Philbin doesn't really question the historical accuracy of the content; he concedes that Rodrigo Borgia "bought the papacy, becoming Pope Alexander VI in 1492, and misused his office in a variety of distinctly unholy ways." Instead, he grouses only about the timing of the series (but does not offer an alternative time that the show could air and not draw his criticism) and highlights Bill Donohue's attack on the series, failing to disclose that his boss, Brent Bozell, is on the board of advisors of Donohue's organization, the Catholic League.

In the same spirit, an April 3 NewsBusters post by Tim Graham bashing the Washington Post for running a feature article on the creators of a new Broadway musical about Mormons (emphasis in original):

The Washington Post obviously doesn't observe the idea that Sunday is the Lord's Day. It's apparently the Atheist's Day. The  entire top half of the front page of the April 3 Sunday Arts section is an enormous picture of "South Park" creators Trey Parker and Matt Stone. Just below the fold is a huge headline: "No, nothing is sacred." Another huge picture of Parker and Stone is inside, dominating most of E-7. The text around these publicity shots [Jennifer Altman for The Washington Post] is another promotional piece by Post theatre critic Peter Marks. Saying their new play "The Book of Mormon" actually "deserves worship" wasn't enough. A second helping of goo is required.

[...]

Marks and other South Park shoe-shiners don't seem to understand that Parker and Stone toe a hard line. Just because they giggle a lot and make butt jokes doesn't mean they aren't taking a very firm stand on the near-mental illness of religious people. They also fail to note that this pair is picking on people who don't fight back. If they wanted to make fun of a buffoonish religious figure, where is "Al Sharpton: The Musical"? It wouldn't happen because Sharpton would sue, and someone's building might get burned down.
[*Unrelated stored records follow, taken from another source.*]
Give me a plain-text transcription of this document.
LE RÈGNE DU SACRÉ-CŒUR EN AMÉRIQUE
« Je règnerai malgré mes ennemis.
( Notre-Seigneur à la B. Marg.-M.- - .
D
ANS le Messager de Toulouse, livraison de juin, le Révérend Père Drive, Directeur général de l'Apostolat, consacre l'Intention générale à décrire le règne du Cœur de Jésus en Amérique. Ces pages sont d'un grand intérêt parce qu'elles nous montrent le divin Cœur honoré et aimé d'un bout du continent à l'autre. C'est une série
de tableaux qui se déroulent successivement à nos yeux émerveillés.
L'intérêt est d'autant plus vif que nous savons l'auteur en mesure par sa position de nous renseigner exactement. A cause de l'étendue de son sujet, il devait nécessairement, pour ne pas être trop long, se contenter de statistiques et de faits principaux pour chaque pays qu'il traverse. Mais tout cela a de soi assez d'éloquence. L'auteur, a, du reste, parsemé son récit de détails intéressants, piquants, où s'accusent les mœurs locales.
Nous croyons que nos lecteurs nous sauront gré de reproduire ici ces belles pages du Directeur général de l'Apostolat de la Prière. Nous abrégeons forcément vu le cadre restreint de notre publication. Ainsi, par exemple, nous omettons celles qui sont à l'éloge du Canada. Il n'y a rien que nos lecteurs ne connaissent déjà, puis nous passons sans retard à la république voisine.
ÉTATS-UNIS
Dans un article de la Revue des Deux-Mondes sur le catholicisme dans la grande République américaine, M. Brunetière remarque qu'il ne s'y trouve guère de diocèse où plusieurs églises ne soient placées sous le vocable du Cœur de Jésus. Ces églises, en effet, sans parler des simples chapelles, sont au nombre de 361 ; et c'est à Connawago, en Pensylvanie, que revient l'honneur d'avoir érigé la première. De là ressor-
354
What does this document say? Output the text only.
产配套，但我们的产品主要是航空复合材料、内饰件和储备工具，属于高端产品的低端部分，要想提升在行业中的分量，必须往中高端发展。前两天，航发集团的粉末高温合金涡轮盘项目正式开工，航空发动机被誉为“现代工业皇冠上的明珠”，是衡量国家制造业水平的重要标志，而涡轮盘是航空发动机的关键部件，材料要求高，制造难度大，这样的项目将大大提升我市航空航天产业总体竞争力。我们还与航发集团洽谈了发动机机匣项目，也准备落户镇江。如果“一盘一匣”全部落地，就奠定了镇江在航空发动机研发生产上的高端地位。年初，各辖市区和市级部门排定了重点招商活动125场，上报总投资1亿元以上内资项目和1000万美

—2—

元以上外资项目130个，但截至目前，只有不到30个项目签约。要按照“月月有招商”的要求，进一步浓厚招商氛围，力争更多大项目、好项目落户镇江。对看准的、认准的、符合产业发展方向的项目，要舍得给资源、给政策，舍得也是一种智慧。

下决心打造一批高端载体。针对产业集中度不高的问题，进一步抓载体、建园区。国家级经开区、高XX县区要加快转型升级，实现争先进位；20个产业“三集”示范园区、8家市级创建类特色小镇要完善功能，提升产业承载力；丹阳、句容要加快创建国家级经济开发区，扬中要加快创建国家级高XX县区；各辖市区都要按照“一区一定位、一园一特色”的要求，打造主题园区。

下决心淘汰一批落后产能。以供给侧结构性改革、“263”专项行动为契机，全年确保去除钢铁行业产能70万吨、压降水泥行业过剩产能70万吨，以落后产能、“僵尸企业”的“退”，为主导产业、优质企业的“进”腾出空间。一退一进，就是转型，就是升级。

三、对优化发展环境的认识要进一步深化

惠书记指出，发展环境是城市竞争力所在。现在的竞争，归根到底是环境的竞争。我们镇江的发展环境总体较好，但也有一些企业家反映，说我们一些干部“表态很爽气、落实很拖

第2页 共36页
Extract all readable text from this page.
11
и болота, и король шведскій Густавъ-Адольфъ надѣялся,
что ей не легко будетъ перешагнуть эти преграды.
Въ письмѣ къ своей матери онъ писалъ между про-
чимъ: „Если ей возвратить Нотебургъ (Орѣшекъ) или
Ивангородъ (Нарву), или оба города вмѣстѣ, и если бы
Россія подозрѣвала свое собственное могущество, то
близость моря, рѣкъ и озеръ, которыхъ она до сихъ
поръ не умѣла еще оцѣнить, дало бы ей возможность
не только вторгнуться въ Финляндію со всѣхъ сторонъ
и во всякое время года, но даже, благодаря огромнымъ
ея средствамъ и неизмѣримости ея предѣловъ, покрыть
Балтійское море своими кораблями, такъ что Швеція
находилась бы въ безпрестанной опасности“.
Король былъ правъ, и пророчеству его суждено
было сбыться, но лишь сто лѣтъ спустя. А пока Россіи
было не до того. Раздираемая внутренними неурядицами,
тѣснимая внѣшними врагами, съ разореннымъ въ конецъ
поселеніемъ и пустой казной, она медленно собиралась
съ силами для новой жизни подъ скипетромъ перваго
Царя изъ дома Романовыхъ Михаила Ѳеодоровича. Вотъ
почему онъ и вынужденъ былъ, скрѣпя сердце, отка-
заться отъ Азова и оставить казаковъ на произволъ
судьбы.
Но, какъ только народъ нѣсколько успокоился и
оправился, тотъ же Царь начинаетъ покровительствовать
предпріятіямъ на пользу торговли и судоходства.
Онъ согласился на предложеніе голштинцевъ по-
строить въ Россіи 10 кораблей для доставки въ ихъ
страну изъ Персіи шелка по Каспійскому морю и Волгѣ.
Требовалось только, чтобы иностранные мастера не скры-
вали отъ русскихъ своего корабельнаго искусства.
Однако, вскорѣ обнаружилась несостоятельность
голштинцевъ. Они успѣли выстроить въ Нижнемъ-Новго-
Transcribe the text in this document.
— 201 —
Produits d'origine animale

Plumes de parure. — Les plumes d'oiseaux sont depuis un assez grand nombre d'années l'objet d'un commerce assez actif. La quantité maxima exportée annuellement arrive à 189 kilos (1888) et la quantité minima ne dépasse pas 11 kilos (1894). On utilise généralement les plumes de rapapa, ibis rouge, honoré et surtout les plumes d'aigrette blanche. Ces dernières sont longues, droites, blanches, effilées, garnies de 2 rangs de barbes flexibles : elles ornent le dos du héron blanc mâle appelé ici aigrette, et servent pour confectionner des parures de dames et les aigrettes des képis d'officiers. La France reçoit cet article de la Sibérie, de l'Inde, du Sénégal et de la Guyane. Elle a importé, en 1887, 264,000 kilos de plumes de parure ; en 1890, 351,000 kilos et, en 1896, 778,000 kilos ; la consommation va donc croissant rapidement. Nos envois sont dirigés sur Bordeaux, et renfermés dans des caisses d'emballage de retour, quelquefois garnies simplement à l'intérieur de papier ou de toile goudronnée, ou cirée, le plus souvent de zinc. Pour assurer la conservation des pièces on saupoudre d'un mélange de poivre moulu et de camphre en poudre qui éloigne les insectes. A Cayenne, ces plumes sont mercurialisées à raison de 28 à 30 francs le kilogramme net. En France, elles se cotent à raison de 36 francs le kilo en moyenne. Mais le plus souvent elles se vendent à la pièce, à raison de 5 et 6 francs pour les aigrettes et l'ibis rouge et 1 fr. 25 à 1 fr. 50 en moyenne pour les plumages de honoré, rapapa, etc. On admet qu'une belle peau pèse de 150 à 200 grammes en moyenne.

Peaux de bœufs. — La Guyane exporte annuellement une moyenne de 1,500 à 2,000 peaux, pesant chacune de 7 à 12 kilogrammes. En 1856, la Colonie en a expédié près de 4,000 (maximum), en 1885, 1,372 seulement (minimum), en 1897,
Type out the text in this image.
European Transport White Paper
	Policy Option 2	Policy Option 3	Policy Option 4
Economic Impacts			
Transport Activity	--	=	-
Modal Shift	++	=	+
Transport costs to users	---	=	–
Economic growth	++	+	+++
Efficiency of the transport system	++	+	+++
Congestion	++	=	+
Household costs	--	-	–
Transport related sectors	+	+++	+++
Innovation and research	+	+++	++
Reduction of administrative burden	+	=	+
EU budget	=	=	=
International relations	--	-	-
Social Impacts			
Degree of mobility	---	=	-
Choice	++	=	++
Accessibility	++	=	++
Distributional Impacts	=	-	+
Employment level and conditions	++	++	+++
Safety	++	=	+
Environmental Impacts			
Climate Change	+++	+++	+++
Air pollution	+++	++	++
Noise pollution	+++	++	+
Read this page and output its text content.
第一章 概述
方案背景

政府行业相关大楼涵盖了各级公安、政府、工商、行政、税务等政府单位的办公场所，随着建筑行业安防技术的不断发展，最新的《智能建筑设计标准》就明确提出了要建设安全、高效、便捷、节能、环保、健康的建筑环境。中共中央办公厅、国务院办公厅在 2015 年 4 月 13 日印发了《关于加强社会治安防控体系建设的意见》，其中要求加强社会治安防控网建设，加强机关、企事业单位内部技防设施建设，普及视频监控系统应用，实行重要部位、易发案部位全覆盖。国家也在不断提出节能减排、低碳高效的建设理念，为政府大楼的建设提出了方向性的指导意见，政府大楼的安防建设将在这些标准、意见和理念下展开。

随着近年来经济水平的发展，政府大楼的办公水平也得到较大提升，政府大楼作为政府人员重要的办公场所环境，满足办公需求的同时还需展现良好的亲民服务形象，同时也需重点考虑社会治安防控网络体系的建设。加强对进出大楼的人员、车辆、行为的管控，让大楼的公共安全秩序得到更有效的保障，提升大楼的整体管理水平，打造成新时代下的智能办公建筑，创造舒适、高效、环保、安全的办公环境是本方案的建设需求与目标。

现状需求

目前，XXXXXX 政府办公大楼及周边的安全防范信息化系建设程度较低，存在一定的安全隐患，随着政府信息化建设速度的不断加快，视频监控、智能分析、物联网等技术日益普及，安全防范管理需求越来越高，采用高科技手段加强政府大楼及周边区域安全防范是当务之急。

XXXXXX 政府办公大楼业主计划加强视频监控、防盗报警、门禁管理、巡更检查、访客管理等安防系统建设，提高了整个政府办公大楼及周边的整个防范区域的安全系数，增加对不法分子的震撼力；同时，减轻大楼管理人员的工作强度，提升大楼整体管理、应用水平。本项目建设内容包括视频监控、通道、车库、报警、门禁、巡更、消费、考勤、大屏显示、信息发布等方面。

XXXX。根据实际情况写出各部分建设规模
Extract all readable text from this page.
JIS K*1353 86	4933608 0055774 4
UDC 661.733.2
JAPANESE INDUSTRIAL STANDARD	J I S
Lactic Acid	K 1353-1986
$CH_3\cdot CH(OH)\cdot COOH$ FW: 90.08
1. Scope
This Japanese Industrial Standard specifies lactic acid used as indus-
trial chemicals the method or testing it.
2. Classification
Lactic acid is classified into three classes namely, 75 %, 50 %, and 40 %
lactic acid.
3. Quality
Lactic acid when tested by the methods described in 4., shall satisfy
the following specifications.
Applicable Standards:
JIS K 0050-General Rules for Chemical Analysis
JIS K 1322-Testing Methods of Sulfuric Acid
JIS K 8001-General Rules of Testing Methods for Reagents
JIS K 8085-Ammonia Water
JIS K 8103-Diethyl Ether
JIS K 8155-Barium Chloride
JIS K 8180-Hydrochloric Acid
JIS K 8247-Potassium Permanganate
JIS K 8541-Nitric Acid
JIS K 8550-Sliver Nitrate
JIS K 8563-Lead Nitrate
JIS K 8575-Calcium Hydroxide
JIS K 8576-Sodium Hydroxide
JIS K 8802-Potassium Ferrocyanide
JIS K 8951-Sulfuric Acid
Graham offers no evidence that he would be any less incensed about his article had it run on any other day of the week. He also offers no evidence that he has actually seen the musicial, which hasn't stop him for attacking it before.

Graham also slips in a bit of his omnipresent gay-bashing: "Don't miss that this show has a serious political meaning for the gay lobby. As MTV.com reported last year, "It's a project the duo first announced back in 2008, after the passage of the gay-marriage-banning Proposition 8 in California (for which the Mormon Church campaigned heavily)."